Details of Israel’s recent limited retaliatory strike against Iran‘s antiaircraft missile batteries at Isfahan are still sketchy. But nonetheless, we can draw some conclusions.
Israel’s small volley
of missiles hit their intended targets, to the point of zeroing in on
the very launchers designed to stop such incoming ordnance. The target
was near the Natanz enrichment facility. That proximity was by design.
Israel showed Iran it could take out the very antimissile battery designed to thwart an attack on its nearby nuclear facility.
The
larger message sent to the world was that Israel could send a
retaliatory barrage at Iranian nuclear sites with reasonable assurances
that the incoming attacks could not be stopped.
By comparison, Iran’s earlier attack on Israel was much greater and
more indiscriminate. It was also a huge flop, with an estimated 99% of
the more than 320 drones, cruise missiles, and ballistic missiles
failing to hit their planned targets.
Moreover, it was reported
that more than 50% of Iran’s roughly 115 to 120 ballistic missiles
failed at launch or malfunctioned in flight.
Collate these facts,
and it presents a disturbing corrective to Iran’s nonstop boasts of
soon possessing a nuclear arsenal that will obliterate the Jewish state.
Consider further the following nightmarish scenarios: Were Iranian
nuclear-tipped missiles ever launched at Israel, they could pass over,
in addition to Syria and Iraq,
either Saudi Arabia, Jordan, the West Bank, Gaza, or all four.

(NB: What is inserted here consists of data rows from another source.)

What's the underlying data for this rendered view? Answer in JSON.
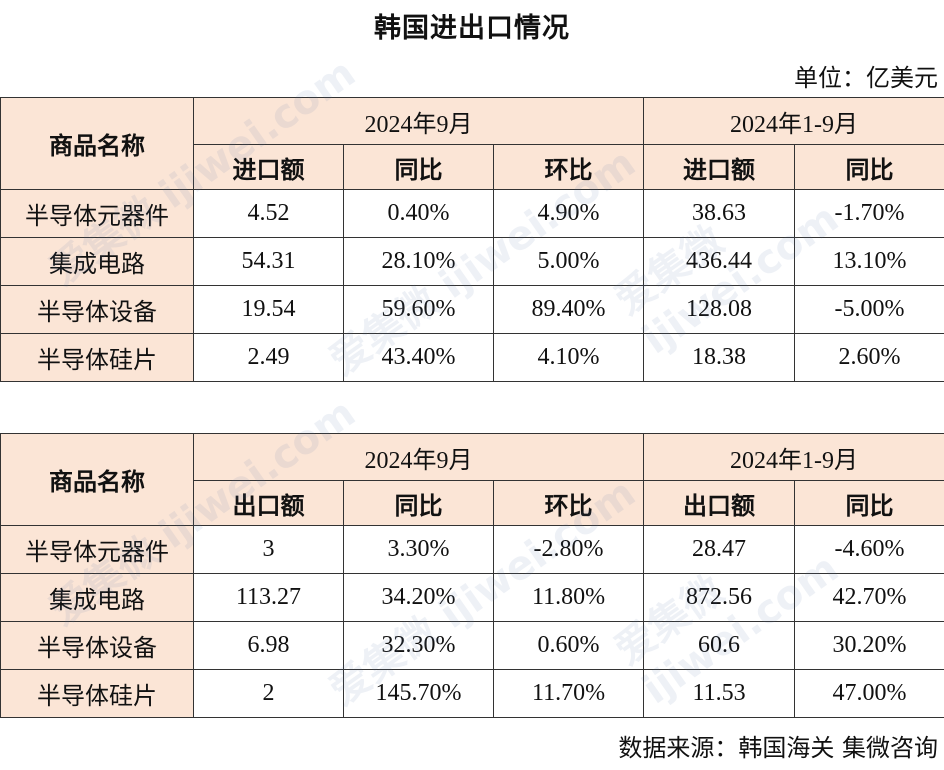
{
  "title": "韩国进出口情况",
  "unit_label": "单位：亿美元",
  "source_label": "数据来源：韩国海关 集微咨询",
  "import_table": {
    "name_header": "商品名称",
    "group1": "2024年9月",
    "group2": "2024年1-9月",
    "sub1": "进口额",
    "sub2": "同比",
    "sub3": "环比",
    "sub4": "进口额",
    "sub5": "同比",
    "rows": [
      {
        "name": "半导体元器件",
        "v1": "4.52",
        "v2": "0.40%",
        "v3": "4.90%",
        "v4": "38.63",
        "v5": "-1.70%"
      },
      {
        "name": "集成电路",
        "v1": "54.31",
        "v2": "28.10%",
        "v3": "5.00%",
        "v4": "436.44",
        "v5": "13.10%"
      },
      {
        "name": "半导体设备",
        "v1": "19.54",
        "v2": "59.60%",
        "v3": "89.40%",
        "v4": "128.08",
        "v5": "-5.00%"
      },
      {
        "name": "半导体硅片",
        "v1": "2.49",
        "v2": "43.40%",
        "v3": "4.10%",
        "v4": "18.38",
        "v5": "2.60%"
      }
    ]
  },
  "export_table": {
    "name_header": "商品名称",
    "group1": "2024年9月",
    "group2": "2024年1-9月",
    "sub1": "出口额",
    "sub2": "同比",
    "sub3": "环比",
    "sub4": "出口额",
    "sub5": "同比",
    "rows": [
      {
        "name": "半导体元器件",
        "v1": "3",
        "v2": "3.30%",
        "v3": "-2.80%",
        "v4": "28.47",
        "v5": "-4.60%"
      },
      {
        "name": "集成电路",
        "v1": "113.27",
        "v2": "34.20%",
        "v3": "11.80%",
        "v4": "872.56",
        "v5": "42.70%"
      },
      {
        "name": "半导体设备",
        "v1": "6.98",
        "v2": "32.30%",
        "v3": "0.60%",
        "v4": "60.6",
        "v5": "30.20%"
      },
      {
        "name": "半导体硅片",
        "v1": "2",
        "v2": "145.70%",
        "v3": "11.70%",
        "v4": "11.53",
        "v5": "47.00%"
      }
    ]
  },
  "watermark": "爱集微 ijiwei.com"
}
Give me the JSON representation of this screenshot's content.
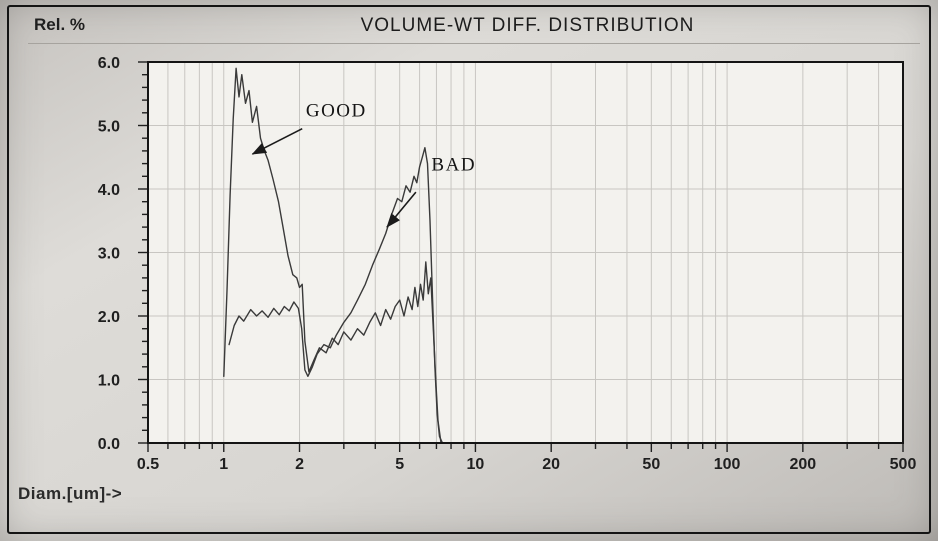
{
  "colors": {
    "frame": "#141414",
    "panel_bg": "#f3f2ee",
    "grid": "#c8c6c2",
    "curve": "#3a3a3a",
    "ink": "#1f1f1f"
  },
  "chart_data": {
    "type": "line",
    "title": "VOLUME-WT DIFF. DISTRIBUTION",
    "ylabel": "Rel. %",
    "xlabel": "Diam.[um]->",
    "x_scale": "log",
    "xlim": [
      0.5,
      500
    ],
    "ylim": [
      0,
      6
    ],
    "x_ticks": [
      0.5,
      1,
      2,
      5,
      10,
      20,
      50,
      100,
      200,
      500
    ],
    "x_tick_labels": [
      "0.5",
      "1",
      "2",
      "5",
      "10",
      "20",
      "50",
      "100",
      "200",
      "500"
    ],
    "y_ticks": [
      0,
      1,
      2,
      3,
      4,
      5,
      6
    ],
    "y_tick_labels": [
      "0.0",
      "1.0",
      "2.0",
      "3.0",
      "4.0",
      "5.0",
      "6.0"
    ],
    "grid": true,
    "legend_position": "on-chart annotations",
    "series": [
      {
        "name": "GOOD",
        "x": [
          1.0,
          1.03,
          1.06,
          1.09,
          1.12,
          1.15,
          1.18,
          1.22,
          1.26,
          1.3,
          1.35,
          1.4,
          1.45,
          1.5,
          1.57,
          1.65,
          1.72,
          1.8,
          1.88,
          1.95,
          2.0,
          2.05,
          2.1,
          2.18,
          2.28,
          2.4,
          2.55,
          2.7,
          2.85,
          3.0,
          3.2,
          3.4,
          3.6,
          3.8,
          4.0,
          4.2,
          4.4,
          4.6,
          4.8,
          5.0,
          5.2,
          5.4,
          5.6,
          5.75,
          5.9,
          6.05,
          6.2,
          6.35,
          6.5,
          6.65,
          6.8,
          6.95,
          7.1,
          7.3
        ],
        "y": [
          1.05,
          2.4,
          3.9,
          5.1,
          5.9,
          5.45,
          5.8,
          5.35,
          5.55,
          5.05,
          5.3,
          4.8,
          4.6,
          4.45,
          4.15,
          3.8,
          3.4,
          2.95,
          2.65,
          2.6,
          2.45,
          2.5,
          1.6,
          1.12,
          1.3,
          1.5,
          1.42,
          1.65,
          1.55,
          1.75,
          1.62,
          1.8,
          1.7,
          1.9,
          2.05,
          1.85,
          2.1,
          1.95,
          2.15,
          2.25,
          2.0,
          2.3,
          2.1,
          2.45,
          2.15,
          2.5,
          2.25,
          2.85,
          2.35,
          2.6,
          1.8,
          1.0,
          0.35,
          0.0
        ]
      },
      {
        "name": "BAD",
        "x": [
          1.05,
          1.1,
          1.15,
          1.2,
          1.28,
          1.35,
          1.42,
          1.5,
          1.58,
          1.66,
          1.74,
          1.82,
          1.9,
          1.98,
          2.04,
          2.1,
          2.16,
          2.25,
          2.35,
          2.5,
          2.65,
          2.8,
          3.0,
          3.2,
          3.4,
          3.65,
          3.9,
          4.15,
          4.4,
          4.65,
          4.9,
          5.1,
          5.3,
          5.5,
          5.7,
          5.85,
          6.0,
          6.15,
          6.3,
          6.45,
          6.6,
          6.75,
          6.9,
          7.05,
          7.2,
          7.4
        ],
        "y": [
          1.55,
          1.85,
          2.0,
          1.92,
          2.1,
          2.0,
          2.08,
          1.98,
          2.12,
          2.02,
          2.15,
          2.08,
          2.22,
          2.12,
          1.8,
          1.15,
          1.05,
          1.2,
          1.4,
          1.55,
          1.5,
          1.7,
          1.9,
          2.05,
          2.25,
          2.5,
          2.8,
          3.05,
          3.3,
          3.6,
          3.85,
          3.8,
          4.05,
          3.95,
          4.2,
          4.1,
          4.35,
          4.5,
          4.65,
          4.4,
          3.5,
          2.3,
          1.2,
          0.45,
          0.1,
          0.0
        ]
      }
    ],
    "annotations": [
      {
        "text": "GOOD",
        "text_x": 2.8,
        "text_y": 5.25,
        "arrow": [
          2.05,
          4.95,
          1.3,
          4.55
        ]
      },
      {
        "text": "BAD",
        "text_x": 8.2,
        "text_y": 4.4,
        "arrow": [
          5.8,
          3.95,
          4.45,
          3.4
        ]
      }
    ]
  }
}
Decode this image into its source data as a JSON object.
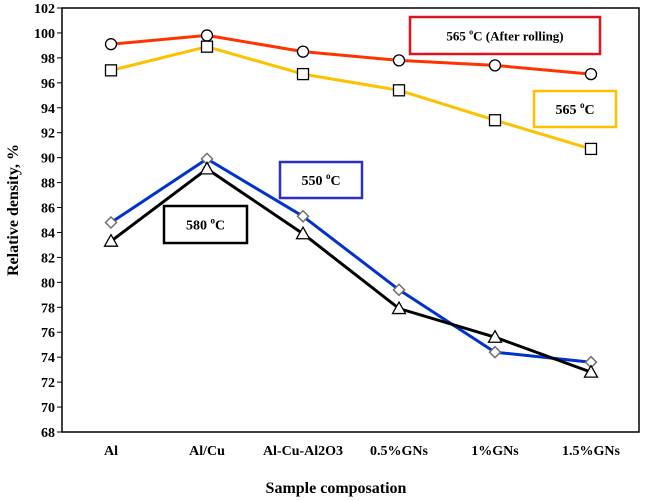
{
  "chart_data": {
    "type": "line",
    "title": "",
    "xlabel": "Sample composation",
    "ylabel": "Relative density, %",
    "ylim": [
      68,
      102
    ],
    "ytick_step": 2,
    "grid": false,
    "categories": [
      "Al",
      "Al/Cu",
      "Al-Cu-Al2O3",
      "0.5%GNs",
      "1%GNs",
      "1.5%GNs"
    ],
    "series": [
      {
        "name": "565 oC (After rolling)",
        "label_main": "565 ",
        "label_sup": "o",
        "label_rest": "C (After rolling)",
        "color": "#ff3300",
        "box_border": "#e0141e",
        "marker": "circle",
        "values": [
          99.1,
          99.8,
          98.5,
          97.8,
          97.4,
          96.7
        ]
      },
      {
        "name": "565 oC",
        "label_main": "565 ",
        "label_sup": "o",
        "label_rest": "C",
        "color": "#ffc000",
        "box_border": "#ffc000",
        "marker": "square",
        "values": [
          97.0,
          98.9,
          96.7,
          95.4,
          93.0,
          90.7
        ]
      },
      {
        "name": "550 oC",
        "label_main": "550 ",
        "label_sup": "o",
        "label_rest": "C",
        "color": "#0033cc",
        "box_border": "#2e2ebf",
        "marker": "diamond",
        "values": [
          84.8,
          89.9,
          85.3,
          79.4,
          74.4,
          73.6
        ]
      },
      {
        "name": "580 oC",
        "label_main": "580 ",
        "label_sup": "o",
        "label_rest": "C",
        "color": "#000000",
        "box_border": "#000000",
        "marker": "triangle",
        "values": [
          83.3,
          89.1,
          83.9,
          77.9,
          75.6,
          72.8
        ]
      }
    ]
  }
}
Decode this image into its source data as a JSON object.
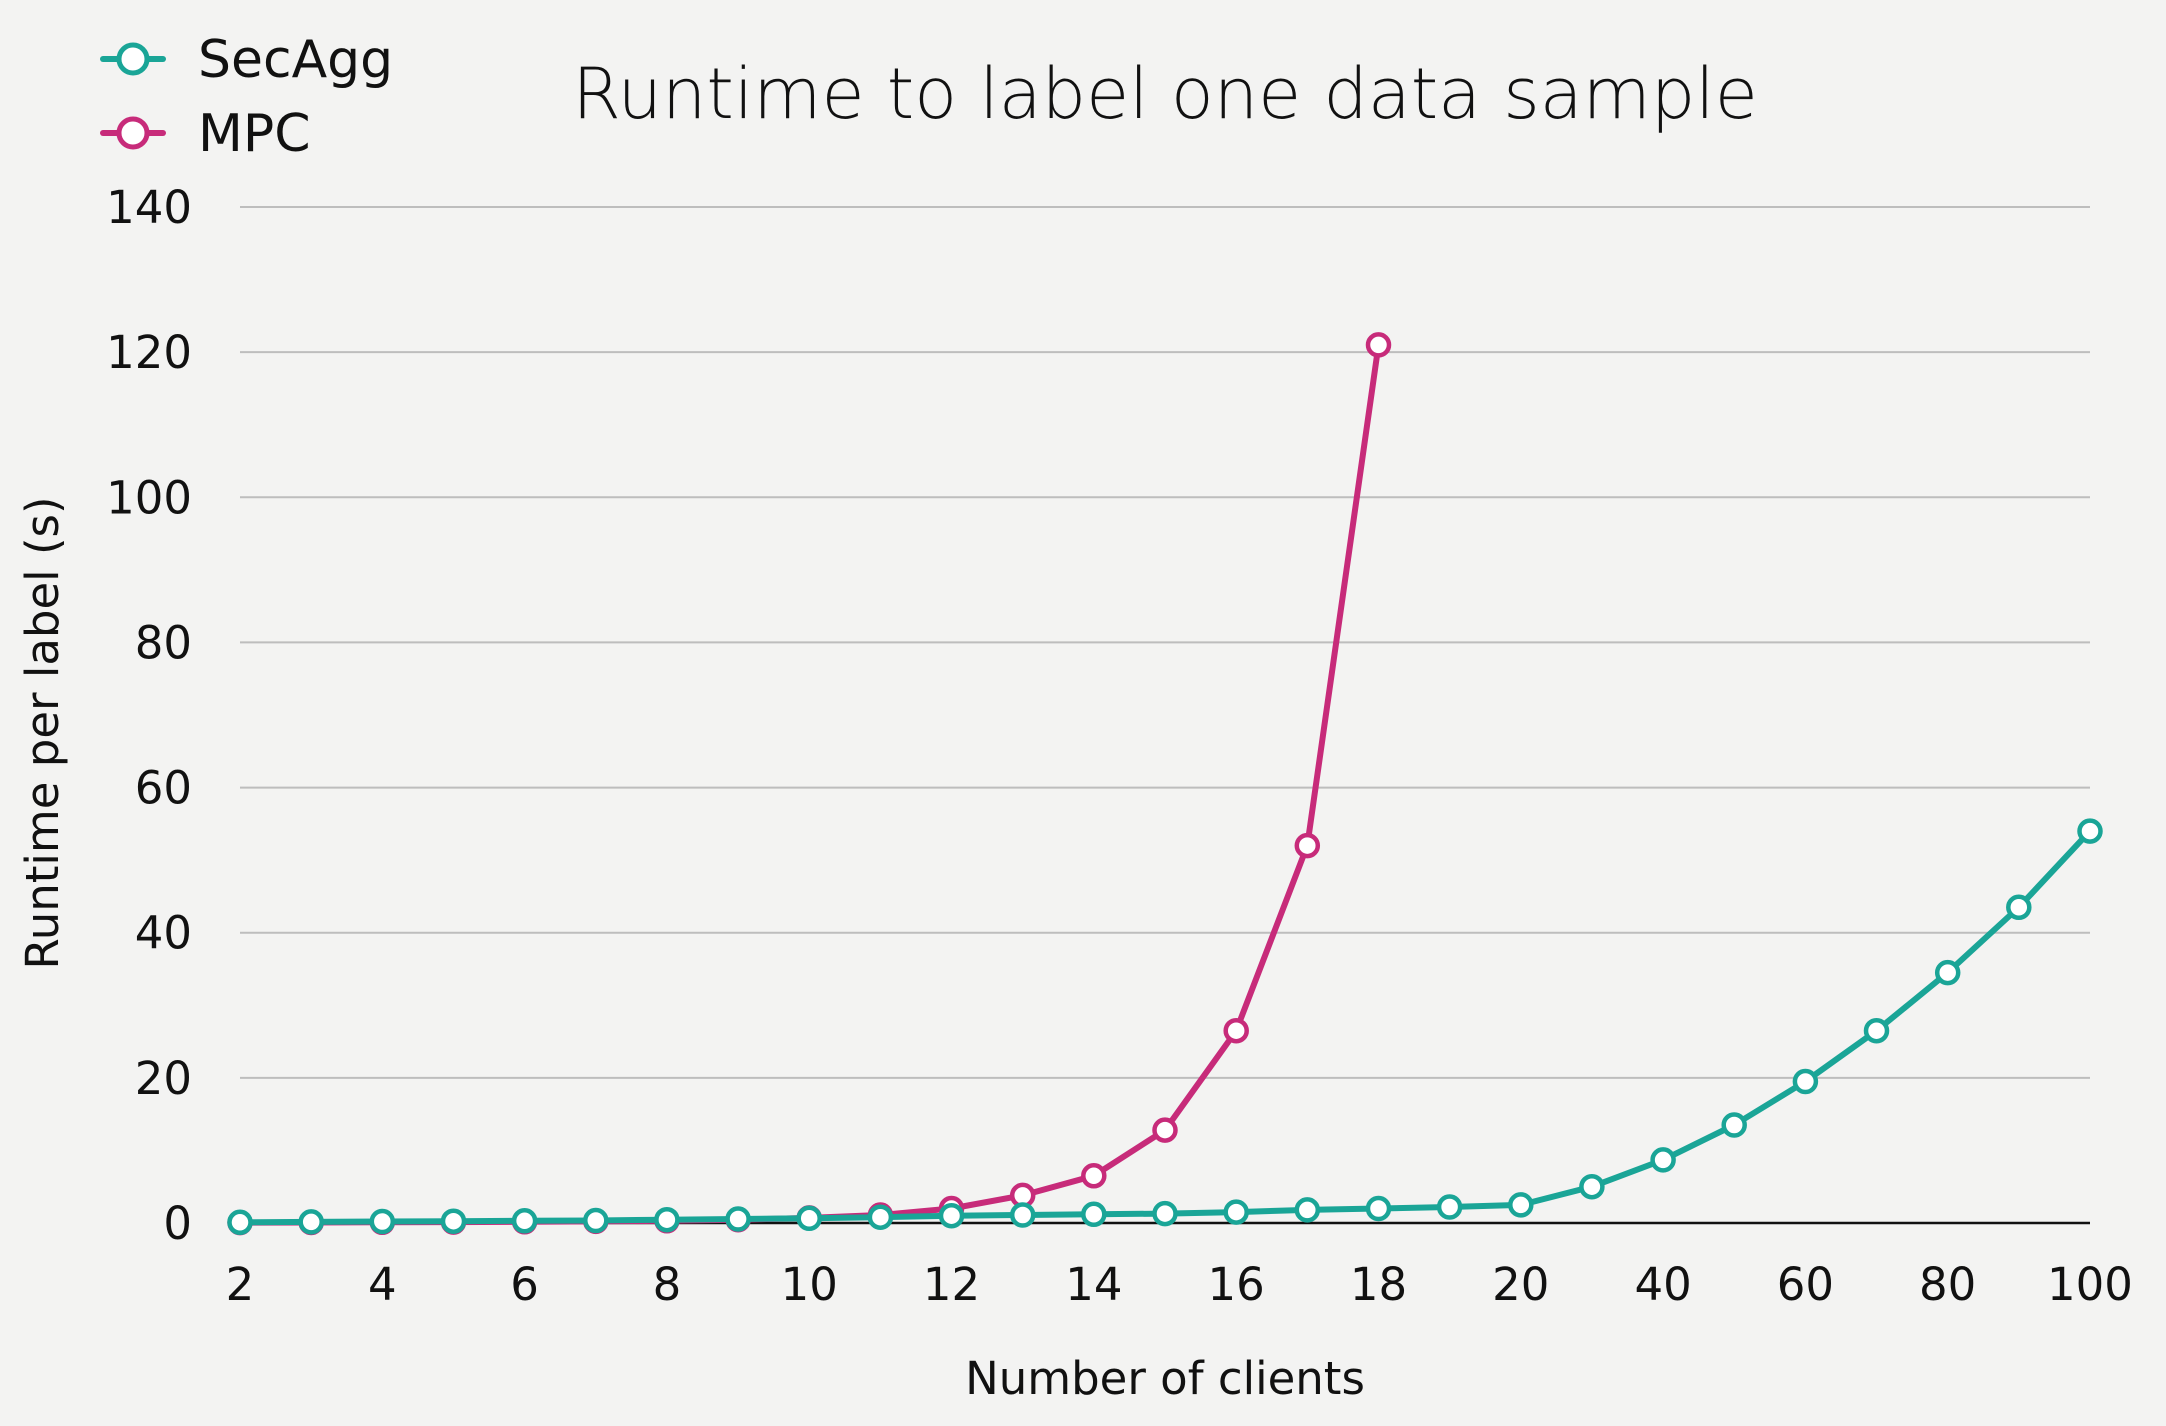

In the
cases of Jordan and Saudi Arabia, such trajectories would constitute an
act of war, especially considering that some of Iran’s recent aerial
barrages were intercepted and destroyed over Arab territory well before
they reached Israel.
Iran’s strike prompted Arab nations, the U.S., the U.K., and
France to work in concert to destroy almost all of Iran’s drones. For
Iran, that is a premonition of the sort of sophisticated aerial
opposition it might face if it ever decided to stage a nuclear version.
Even
if half of Iran’s ballistic missiles did launch successfully, only a
handful apparently neared their intended targets—in sharp contrast to
Israel’s successful attack on Iranian missile batteries. Is it thus
conceivable that any Iranian nuclear-tipped missile launched toward
Israel might pose as great a threat to Iran itself or its neighbors as
to Israel?
And even if such missiles made it into the air and
even if they successfully traversed Arab airspace, there is still an
overwhelming chance they would be neutralized before detonating above
Israel.
Any such launch would warrant an immediate Israeli
response. And the incoming bombs and missiles would likely have a 100%
certainty of evading Iran’s countermeasures and hitting their targets.
Now
that the soil of both Iran and Israel is no longer sacred and immune
from attack, the mystique of the Iranian nuclear threat has dissipated.
It
should be harder for the theocracy in Tehran to shake down Western
governments for hostage bribes, sanctions relief, and Iran-deal
giveaways on the implied threat of Iran’s successfully nuking the Jewish
state.
The new reality is that Iran has goaded an Israel that
has numerous nuclear weapons and dozens of nuclear-tipped missiles in
hardened silos and on submarines. Tehran has zero ability to stop any of
these missiles or sophisticated fifth-generation Israeli aircraft armed
with nuclear bombs and missiles.
Iran must now fear that if it
launched two or three nuclear missiles, there would be overwhelming odds
that they would either fail at launch, go awry in the air, implode
inside Iran, be taken down over Arab territory by Israel’s allies, or be
knocked down by Israel’s tripartite antimissile defense system.
Add
it all up and Iran’s attack on Israel seems a historic blunder. It
showed the world the impotence of an Iranian aerial assault at the very
time Iran threatens to go nuclear. It revealed that an incompetent Iran
may be as much a threat to itself as to its enemies. It opened up a new
chapter in which Iran’s own soil, thanks to its attack on Israel, is no
longer off limits to any Western power.
Its failure to stop a
much smaller Israel response, coupled with the overwhelming success of
Israel and its allies in stopping a much larger Iranian attack, reminds
the Iranian autocracy that its shrill rhetoric is designed to mask its
impotence and to hide its own vulnerabilities from its enemies.
And the long-suffering Iranian people?
The
truth will come out that Iran’s own theocracy hit the Israeli homeland
with negligible results and earned a successful, though merely
demonstrative, Israeli response in return.
So Iranians will learn their homeland is now vulnerable and, for the future, no longer off-limits.
And
Iranians will conclude that Israel has more effective allies than Iran
and that their own ballistic missiles may be more suicidal than
homicidal.
As a result, they may conclude that the real enemies
of the Iranian nation are not the Jewish people of Israel after all, but
their own unhinged Islamist theocrats.